Wednesday, June 13, 2012
Jim Chen Reviews Brian Tamanaha's New Book, Failing Law Schools
Outgoing Louisville Dean Jim Chen reviews Failing Law Schools (University of Chicago Press, June 15, 2012), by Brian Z. Tamanaha (Washington U.):
Legal education is a broken, failed, even corrupt enterprise. It exalts and enriches law professors at the expense of lawyers, the legal profession, and most of all the students whose tuition dollars finance the entire scheme. With hard numbers and piercing insights, Brian Z. Tamanaha tells the disturbing, scandalous truth. His book is essential reading for anyone who is even contemplating law school, much less committing to a career in law teaching.
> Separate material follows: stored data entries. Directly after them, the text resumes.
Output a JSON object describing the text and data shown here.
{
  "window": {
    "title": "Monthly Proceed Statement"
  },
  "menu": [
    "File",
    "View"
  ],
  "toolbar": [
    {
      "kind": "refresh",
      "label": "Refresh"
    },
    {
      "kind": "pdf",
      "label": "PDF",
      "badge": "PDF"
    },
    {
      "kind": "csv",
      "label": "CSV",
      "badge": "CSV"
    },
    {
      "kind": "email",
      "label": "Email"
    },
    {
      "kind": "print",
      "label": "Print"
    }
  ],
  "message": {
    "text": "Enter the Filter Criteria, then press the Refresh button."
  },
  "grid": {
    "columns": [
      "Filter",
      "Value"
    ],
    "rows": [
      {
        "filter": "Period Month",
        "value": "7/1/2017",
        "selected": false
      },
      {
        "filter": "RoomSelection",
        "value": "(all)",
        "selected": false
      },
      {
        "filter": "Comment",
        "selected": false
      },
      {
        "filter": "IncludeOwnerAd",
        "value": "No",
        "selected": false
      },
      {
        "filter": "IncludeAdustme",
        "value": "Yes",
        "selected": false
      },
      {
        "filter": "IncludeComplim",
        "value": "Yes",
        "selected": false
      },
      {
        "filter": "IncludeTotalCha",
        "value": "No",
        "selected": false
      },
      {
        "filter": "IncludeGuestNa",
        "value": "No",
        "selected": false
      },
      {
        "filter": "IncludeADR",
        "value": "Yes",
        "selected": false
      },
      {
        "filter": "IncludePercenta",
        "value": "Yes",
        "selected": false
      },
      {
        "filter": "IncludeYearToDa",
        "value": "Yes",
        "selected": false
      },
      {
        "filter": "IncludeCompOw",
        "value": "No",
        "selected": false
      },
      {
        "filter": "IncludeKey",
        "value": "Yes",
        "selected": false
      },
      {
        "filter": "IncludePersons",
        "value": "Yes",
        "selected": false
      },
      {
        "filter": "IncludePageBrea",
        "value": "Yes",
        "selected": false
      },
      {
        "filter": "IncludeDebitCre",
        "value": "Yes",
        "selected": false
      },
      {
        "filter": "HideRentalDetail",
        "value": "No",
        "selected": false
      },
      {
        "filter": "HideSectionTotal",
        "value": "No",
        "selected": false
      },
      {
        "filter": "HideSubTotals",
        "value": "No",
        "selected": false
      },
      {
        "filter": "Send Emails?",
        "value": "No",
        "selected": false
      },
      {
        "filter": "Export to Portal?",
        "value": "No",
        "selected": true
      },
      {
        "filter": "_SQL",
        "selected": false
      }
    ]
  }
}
With any luck, his book will inspire law professors and law school deans who have no other career options to subject themselves to the deepest levels of ethical introspection, the better to lead legal education back into the service of its true stakeholders.
Other reviews of Failing Law Schools:
- Chronicle of Higher Education
- Stanley Fish (Florida International)
- Scott Greenwald (here and here)
- Bill Henderson (Indiana)
- Orin Kerr (George Washington)
- Brian Leiter (Chicago)
https://taxprof.typepad.com/taxprof_blog/2012/06/jim-chen.html
The claims are simply not supported by the data.
Lawyers actually do quite well, even in a down economy.
You can see the data from the Department of Labor here:
http://www.askapeer.com/pages/labor-market-data
The median lawyer makes $115,000 per year. The average (mean) is over $130,000. By contrast the typical college graduate makes around $55,000 per year.
90 percent of lawyers make over $55,000. 75 percent of lawyers make more than $75,000. The top 25 percent make more than $170,000 per year.
Granted, these are averages, not just starting salaries, but by mid-career, most lawyers are comfortably upper middle class.
And what’s the unemployment rate for lawyers? Between 1 and 3 percent, much lower than the overall unemployment rate.
The number of lawyers continues to grow, and as a percent of the labor force, lawyers have increased over the last 12 years.
So what’s the problem with law schools?